Джокер щелкнул пальцами - в воздухе из ничего возник тот самый драндулет-"классика", на котором Сильвика попала в Глюкволд в самый первый раз. И она обрадовалась ему, как родному. Даже запах в салоне был тот же самый, как пахнут самые старые автобусы, не то кожей, не то резиной, короче, чем-то очень сильно знакомым с детства.
- Давай его назовем… Слейпнир!
- Ну, ты даешь, у Слейпнира было восемь ног, чтобы достаточно быстро носить своего великого и ужасного седока, Одина. Впрочем, твое слово здесь закон.

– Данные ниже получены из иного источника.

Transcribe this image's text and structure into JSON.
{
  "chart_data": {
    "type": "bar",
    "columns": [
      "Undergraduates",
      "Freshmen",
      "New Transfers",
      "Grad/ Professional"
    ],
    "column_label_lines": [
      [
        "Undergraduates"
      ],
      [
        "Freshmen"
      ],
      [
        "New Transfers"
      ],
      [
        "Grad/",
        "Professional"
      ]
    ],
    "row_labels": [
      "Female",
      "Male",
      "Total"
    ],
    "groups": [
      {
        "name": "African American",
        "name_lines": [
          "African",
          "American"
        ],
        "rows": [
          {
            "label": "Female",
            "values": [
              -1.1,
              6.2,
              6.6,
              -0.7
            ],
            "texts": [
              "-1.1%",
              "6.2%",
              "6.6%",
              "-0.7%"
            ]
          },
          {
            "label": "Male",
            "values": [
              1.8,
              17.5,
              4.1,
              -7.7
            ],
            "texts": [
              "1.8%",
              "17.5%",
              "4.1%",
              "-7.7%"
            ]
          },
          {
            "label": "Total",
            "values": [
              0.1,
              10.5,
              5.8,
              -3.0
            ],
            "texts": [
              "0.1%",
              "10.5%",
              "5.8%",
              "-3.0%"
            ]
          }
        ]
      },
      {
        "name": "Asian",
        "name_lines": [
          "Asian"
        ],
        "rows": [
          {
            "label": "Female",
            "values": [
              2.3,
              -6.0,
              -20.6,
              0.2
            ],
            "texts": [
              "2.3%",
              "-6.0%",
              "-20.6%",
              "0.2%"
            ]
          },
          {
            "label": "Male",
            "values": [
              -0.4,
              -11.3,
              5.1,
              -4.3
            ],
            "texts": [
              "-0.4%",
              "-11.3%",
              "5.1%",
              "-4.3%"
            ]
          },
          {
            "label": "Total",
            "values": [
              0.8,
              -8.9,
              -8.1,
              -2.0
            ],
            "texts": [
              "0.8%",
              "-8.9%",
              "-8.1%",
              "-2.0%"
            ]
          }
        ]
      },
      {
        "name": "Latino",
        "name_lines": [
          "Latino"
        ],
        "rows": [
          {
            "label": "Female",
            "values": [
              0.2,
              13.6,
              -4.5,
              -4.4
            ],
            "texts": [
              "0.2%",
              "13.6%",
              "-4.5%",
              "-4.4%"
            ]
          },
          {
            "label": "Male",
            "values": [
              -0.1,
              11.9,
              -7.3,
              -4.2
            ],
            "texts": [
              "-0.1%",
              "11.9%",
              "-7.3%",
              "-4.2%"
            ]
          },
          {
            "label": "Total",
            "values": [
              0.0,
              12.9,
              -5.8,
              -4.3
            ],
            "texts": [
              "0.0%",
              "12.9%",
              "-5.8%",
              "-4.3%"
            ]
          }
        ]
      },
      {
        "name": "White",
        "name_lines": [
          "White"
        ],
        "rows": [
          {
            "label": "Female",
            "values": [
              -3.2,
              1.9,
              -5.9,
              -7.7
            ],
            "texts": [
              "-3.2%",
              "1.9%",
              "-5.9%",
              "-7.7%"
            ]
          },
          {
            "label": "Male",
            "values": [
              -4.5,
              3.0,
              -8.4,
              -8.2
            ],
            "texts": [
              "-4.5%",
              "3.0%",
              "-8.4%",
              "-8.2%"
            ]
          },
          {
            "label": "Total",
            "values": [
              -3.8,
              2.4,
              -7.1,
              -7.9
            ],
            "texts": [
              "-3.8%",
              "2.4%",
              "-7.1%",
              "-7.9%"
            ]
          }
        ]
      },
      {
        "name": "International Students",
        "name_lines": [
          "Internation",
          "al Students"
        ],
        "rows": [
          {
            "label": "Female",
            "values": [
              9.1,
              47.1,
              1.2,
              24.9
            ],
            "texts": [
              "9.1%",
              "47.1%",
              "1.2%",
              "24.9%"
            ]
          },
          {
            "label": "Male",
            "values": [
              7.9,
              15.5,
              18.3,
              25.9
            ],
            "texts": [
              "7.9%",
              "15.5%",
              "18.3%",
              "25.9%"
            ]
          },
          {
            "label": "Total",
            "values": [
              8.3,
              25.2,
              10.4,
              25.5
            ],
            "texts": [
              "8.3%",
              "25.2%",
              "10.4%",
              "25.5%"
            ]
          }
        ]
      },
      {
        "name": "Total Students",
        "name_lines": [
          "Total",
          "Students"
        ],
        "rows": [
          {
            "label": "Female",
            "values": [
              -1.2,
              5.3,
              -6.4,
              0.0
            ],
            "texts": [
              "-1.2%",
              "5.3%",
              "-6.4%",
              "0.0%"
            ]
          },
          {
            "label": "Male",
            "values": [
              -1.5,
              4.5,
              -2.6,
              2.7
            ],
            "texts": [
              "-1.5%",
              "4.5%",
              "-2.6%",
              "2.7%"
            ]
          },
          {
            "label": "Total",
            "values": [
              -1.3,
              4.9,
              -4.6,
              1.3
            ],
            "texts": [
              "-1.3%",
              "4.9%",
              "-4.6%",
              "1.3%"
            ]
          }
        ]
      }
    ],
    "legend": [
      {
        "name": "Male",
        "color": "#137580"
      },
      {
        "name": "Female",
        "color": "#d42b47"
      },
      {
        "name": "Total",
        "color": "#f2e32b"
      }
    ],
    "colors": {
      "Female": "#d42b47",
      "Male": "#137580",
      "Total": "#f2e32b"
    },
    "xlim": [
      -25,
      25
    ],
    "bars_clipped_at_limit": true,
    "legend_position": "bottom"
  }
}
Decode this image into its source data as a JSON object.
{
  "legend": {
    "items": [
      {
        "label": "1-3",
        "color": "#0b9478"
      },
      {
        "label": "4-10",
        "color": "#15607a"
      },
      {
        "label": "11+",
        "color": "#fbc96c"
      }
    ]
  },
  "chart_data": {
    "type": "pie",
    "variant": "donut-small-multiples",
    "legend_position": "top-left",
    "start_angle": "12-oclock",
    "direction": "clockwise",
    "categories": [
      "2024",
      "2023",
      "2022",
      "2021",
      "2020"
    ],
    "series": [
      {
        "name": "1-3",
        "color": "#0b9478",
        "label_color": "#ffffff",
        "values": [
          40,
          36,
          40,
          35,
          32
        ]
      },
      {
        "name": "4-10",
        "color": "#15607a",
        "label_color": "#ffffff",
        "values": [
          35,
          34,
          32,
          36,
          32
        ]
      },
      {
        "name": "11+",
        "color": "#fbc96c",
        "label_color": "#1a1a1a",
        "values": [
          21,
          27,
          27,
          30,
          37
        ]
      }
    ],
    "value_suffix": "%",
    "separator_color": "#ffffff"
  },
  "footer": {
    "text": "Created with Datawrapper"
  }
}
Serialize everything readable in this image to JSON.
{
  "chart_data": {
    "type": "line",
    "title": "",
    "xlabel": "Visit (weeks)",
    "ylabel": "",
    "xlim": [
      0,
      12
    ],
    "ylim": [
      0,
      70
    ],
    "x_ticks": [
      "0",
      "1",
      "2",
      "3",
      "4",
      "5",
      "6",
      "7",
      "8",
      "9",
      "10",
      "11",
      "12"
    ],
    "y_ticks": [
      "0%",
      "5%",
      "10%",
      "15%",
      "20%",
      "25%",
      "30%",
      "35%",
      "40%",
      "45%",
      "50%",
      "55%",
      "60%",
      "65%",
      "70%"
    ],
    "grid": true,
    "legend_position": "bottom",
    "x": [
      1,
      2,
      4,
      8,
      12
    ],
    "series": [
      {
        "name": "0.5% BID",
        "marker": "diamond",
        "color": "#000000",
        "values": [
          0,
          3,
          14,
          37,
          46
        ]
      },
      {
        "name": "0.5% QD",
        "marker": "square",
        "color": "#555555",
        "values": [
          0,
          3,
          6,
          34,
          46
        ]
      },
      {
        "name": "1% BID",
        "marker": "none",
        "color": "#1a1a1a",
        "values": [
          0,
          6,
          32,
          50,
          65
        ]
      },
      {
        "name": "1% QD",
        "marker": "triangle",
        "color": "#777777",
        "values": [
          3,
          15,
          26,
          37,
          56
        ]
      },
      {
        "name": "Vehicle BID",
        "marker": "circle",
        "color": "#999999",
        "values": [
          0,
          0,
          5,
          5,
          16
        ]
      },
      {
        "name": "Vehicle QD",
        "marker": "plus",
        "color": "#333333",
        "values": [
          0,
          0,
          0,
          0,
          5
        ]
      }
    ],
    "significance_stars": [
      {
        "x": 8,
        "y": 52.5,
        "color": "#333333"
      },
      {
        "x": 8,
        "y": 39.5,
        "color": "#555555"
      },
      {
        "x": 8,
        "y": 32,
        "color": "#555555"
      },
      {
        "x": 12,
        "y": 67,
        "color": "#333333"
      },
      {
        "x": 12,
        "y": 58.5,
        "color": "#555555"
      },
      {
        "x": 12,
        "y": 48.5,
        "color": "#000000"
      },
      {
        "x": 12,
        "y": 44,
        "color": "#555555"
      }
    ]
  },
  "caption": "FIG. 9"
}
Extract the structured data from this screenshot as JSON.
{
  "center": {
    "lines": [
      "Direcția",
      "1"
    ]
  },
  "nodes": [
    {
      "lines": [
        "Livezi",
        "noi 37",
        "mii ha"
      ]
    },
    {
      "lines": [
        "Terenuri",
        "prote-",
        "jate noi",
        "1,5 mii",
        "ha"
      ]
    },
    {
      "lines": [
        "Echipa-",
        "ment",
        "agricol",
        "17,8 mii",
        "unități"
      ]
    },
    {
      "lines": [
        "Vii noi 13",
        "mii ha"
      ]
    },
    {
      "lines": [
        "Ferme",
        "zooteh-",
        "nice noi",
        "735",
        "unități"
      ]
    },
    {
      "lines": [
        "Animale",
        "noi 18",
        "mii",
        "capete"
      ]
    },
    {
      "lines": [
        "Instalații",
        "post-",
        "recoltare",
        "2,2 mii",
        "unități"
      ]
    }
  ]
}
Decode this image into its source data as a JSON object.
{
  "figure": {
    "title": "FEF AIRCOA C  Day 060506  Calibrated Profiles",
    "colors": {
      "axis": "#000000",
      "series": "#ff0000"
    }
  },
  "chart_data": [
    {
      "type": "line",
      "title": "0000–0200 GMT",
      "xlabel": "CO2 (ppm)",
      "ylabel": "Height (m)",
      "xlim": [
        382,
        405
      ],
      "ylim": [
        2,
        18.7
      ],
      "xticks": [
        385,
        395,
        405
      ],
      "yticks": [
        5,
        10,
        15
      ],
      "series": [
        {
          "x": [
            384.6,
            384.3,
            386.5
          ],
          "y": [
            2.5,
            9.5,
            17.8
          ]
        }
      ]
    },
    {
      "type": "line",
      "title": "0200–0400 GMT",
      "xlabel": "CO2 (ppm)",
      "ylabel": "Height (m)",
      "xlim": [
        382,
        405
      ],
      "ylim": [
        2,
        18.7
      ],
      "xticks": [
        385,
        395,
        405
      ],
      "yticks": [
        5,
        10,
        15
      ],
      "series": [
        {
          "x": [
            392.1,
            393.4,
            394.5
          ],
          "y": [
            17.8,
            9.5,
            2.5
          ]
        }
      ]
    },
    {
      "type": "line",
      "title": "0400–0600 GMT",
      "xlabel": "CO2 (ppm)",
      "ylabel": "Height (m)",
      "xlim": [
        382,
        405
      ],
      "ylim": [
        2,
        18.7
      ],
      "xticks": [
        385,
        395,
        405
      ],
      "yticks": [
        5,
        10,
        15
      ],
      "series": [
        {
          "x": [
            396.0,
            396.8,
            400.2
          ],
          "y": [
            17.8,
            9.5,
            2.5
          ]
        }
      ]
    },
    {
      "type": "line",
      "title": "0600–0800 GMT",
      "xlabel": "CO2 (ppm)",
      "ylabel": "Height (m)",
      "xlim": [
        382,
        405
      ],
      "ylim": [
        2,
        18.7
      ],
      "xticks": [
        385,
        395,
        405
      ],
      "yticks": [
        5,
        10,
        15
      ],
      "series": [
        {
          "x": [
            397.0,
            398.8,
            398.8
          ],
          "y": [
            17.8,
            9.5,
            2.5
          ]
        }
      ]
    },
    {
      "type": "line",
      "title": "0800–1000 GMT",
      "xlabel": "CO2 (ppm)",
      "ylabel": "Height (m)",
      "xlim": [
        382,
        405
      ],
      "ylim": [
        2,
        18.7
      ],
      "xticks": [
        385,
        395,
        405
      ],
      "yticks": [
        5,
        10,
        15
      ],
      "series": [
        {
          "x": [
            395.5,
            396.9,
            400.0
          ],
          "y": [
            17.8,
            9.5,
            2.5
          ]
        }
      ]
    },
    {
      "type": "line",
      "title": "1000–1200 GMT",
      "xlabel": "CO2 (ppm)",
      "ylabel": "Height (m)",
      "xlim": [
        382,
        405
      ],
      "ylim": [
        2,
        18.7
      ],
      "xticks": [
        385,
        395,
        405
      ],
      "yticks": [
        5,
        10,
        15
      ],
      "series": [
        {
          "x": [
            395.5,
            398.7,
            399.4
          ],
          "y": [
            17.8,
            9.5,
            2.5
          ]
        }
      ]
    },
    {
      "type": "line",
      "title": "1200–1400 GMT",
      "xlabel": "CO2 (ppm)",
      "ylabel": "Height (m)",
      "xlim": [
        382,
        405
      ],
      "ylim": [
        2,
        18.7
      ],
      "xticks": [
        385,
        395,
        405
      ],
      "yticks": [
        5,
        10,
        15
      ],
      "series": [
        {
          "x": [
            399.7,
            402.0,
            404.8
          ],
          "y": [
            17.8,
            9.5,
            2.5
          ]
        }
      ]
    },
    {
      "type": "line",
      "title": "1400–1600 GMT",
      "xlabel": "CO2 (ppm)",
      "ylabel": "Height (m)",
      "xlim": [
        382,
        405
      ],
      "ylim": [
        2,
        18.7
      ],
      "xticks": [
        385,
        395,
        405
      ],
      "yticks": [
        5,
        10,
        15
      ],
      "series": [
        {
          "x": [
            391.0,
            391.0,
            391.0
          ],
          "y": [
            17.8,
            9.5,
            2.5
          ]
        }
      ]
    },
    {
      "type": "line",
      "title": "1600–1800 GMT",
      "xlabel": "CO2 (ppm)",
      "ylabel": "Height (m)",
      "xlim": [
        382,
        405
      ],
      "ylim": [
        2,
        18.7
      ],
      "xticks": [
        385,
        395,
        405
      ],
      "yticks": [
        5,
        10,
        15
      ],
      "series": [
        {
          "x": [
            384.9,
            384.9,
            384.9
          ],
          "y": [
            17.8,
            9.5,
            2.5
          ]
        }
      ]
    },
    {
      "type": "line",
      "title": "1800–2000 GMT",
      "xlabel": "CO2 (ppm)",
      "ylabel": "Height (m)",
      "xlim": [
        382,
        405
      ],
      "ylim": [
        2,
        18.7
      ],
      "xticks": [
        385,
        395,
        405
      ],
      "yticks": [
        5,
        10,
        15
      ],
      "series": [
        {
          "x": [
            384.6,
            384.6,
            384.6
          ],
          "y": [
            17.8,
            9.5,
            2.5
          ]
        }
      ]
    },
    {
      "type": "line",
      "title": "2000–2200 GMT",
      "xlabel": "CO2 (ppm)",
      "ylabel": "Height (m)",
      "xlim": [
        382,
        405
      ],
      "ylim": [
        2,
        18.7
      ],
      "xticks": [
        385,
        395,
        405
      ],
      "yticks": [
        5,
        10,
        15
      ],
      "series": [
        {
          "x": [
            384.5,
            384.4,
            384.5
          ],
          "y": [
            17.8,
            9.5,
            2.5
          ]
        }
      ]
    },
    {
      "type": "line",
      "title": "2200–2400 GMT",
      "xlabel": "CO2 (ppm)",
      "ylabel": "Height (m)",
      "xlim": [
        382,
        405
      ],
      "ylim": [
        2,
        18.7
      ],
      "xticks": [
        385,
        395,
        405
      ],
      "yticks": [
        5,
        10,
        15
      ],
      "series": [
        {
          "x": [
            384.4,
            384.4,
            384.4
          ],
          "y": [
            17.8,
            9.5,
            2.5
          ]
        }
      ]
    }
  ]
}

И у драндулета в мгновение ока выросло восемь стройных конских ног, на которые "Слейпнир" тут же и вскочил. Он гостеприимно распахнул свои дверцы и выпустил по собственной инициативе огромные крылья, покрытые разноцветными птичьими перьями -передние и задние.
- Он, что, летать может?
- По-видимому, он выполнил твое невысказанное желание. Садись.
И они сели в Слейпнира и понеслись все выше над землей. Норов у Слейпнира оказался резвым, и он пару раз налаживался уйти не то в штопор, не то в мертвую петлю, но Сильвика усилием своей мысли приказывала ему лететь ровно. В какой-то момент ей захотелось почувствовать теплую лошадиную спину, и в следующий момент она уже сидела на летящем в небе скакуне, и его спина была надежная и теплая, а впереди сидел Джокер, и она держалась за его лохмотья, и это было абсолютно надежно.